Tumors were established by the subcutaneously injecting of B16F10^WT and B16F10^LTβR-KO cells into mice. On day 9 after implantation, mice were administered with 4 mg Dox per kg of mouse body weight. A–C Tumors were harvested on day 16, photographed, and their weight and volume were measured (n = 6). D Western blotting of tumor cell lysates for indicated proteins. E Paraffin-embedded tissue sections were stained for p21, and relative expression levels were measured using ImageJ. F Cryosections of tumor tissue were subjected to SA-β-Gal staining, and relative SA-β-Gal activity was measured using ImageJ. Brown pigments in the histological sections represent melanin deposits. Hematoxylin was used for counterstaining. Graphical data are presented as means ± SD (n = 3). *p < 0.05, **p < 0.01, ***p < 0.001, ****p < 0.0001, using Fisher’s LSD post hoc test. n.s not significant.

Fig. 7. LTβR depletion synergistically enhances inhibition of tumor growth with nutlin-3a.
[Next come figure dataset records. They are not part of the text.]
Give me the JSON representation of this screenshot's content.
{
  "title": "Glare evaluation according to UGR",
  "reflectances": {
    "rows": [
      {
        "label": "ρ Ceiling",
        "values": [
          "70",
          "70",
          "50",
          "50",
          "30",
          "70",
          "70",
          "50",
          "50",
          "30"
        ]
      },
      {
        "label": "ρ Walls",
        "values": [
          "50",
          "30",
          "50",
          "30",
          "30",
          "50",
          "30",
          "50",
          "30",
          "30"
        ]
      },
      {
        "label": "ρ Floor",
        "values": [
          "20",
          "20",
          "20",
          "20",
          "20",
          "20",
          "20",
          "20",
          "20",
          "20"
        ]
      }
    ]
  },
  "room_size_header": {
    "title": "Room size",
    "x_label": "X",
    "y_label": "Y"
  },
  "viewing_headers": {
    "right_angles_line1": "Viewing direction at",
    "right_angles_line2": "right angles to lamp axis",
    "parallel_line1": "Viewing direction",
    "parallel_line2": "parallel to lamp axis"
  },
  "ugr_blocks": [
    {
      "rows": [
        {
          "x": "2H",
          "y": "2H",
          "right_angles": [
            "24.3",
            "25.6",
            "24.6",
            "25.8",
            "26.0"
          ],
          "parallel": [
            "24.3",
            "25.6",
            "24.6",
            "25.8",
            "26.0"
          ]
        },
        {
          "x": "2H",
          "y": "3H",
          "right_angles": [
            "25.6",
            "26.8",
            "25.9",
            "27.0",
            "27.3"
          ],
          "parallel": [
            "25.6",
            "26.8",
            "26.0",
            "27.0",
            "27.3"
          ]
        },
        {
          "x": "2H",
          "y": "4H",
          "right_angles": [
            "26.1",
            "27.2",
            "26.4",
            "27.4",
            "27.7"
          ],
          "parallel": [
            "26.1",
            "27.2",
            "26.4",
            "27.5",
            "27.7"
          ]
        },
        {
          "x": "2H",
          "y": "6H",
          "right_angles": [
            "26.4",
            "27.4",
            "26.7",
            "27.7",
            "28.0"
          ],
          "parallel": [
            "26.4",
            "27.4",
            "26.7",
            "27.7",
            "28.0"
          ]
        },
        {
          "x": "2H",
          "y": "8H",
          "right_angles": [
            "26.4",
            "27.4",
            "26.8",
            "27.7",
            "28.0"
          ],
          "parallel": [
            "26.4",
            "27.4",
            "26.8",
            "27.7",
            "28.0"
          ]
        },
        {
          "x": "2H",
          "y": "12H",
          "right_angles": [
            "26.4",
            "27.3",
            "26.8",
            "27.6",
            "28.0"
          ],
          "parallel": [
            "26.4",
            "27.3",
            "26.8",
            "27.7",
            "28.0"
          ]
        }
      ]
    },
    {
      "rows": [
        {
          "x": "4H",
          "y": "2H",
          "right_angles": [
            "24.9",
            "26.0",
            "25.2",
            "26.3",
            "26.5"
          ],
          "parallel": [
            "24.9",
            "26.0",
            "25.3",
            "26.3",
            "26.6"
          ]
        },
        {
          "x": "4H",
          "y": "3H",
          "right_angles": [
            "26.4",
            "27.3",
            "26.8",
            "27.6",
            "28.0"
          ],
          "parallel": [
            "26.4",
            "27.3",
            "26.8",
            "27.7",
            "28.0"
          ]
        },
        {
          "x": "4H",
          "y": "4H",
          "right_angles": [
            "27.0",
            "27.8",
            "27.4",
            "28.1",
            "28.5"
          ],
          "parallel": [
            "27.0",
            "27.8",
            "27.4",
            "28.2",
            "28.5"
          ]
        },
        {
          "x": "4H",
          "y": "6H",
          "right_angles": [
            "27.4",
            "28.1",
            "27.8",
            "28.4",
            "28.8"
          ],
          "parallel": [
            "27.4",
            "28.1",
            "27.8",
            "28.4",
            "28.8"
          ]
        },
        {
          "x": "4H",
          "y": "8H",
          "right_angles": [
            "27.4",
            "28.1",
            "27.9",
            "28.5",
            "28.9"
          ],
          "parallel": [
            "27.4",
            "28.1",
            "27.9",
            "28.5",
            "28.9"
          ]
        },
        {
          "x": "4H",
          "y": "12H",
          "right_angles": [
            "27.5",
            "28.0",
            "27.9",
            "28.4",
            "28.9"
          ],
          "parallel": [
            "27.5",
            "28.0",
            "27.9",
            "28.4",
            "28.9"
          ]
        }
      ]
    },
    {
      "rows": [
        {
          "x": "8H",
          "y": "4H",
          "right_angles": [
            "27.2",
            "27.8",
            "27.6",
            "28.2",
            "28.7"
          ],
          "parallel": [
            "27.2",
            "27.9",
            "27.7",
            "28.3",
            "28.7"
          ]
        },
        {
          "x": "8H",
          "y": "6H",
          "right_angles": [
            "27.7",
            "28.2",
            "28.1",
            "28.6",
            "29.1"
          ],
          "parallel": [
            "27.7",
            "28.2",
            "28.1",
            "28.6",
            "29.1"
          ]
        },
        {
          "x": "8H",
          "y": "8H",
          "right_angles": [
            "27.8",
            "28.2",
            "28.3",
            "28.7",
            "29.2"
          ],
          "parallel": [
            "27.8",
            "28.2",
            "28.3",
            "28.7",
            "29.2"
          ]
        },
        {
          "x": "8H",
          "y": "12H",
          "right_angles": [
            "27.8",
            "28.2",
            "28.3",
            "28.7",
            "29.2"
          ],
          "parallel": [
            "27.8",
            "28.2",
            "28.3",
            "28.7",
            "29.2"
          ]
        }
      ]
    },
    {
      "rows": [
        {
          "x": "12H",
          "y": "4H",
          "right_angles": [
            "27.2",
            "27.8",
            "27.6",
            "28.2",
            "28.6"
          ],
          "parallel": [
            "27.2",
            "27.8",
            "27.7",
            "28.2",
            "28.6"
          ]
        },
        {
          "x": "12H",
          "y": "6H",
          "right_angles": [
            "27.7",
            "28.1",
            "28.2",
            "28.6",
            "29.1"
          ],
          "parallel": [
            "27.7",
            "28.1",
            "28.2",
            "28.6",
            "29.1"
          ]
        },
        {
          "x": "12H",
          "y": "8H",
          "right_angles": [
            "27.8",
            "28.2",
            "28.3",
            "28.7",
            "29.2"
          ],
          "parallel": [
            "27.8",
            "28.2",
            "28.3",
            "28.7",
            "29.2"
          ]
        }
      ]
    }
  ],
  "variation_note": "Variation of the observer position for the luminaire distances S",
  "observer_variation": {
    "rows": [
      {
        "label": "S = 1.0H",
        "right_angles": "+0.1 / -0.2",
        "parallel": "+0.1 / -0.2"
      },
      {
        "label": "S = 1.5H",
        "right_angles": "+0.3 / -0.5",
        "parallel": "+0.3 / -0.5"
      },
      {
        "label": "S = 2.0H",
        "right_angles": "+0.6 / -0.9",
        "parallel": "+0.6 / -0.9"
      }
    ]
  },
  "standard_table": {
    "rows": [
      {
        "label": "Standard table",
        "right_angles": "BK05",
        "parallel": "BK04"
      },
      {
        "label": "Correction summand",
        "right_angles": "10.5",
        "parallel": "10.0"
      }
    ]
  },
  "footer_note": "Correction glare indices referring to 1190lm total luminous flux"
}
A–C Tumors were generated by implantating B16F10^WT and B16F10^LTβR-KO cells into mice. On day 9 after implantation, mice were injected with 20 mg nutlin-3a per kg of mouse body weight. After 7 days, tumors were collected, photographed, and their weight and volume were measured (n = 4). D Western blot of tumor cell lysates for indicated proteins. E Paraffin-embedded tissue sections were stained for p21, and relative expression was measured. F Cryosections of tumor tissue were stained with SA-β-Gal to assess senescence activity. Brown pigments in the histological section indicate melanin deposits. Hematoxylin was used for counterstaining. Graphical data are presented as means ± SD (n = 3). *p < 0.05, **p < 0.01, ***p < 0.001, ****p < 0.0001, using Fisher’s LSD post hoc test. n.s not significant.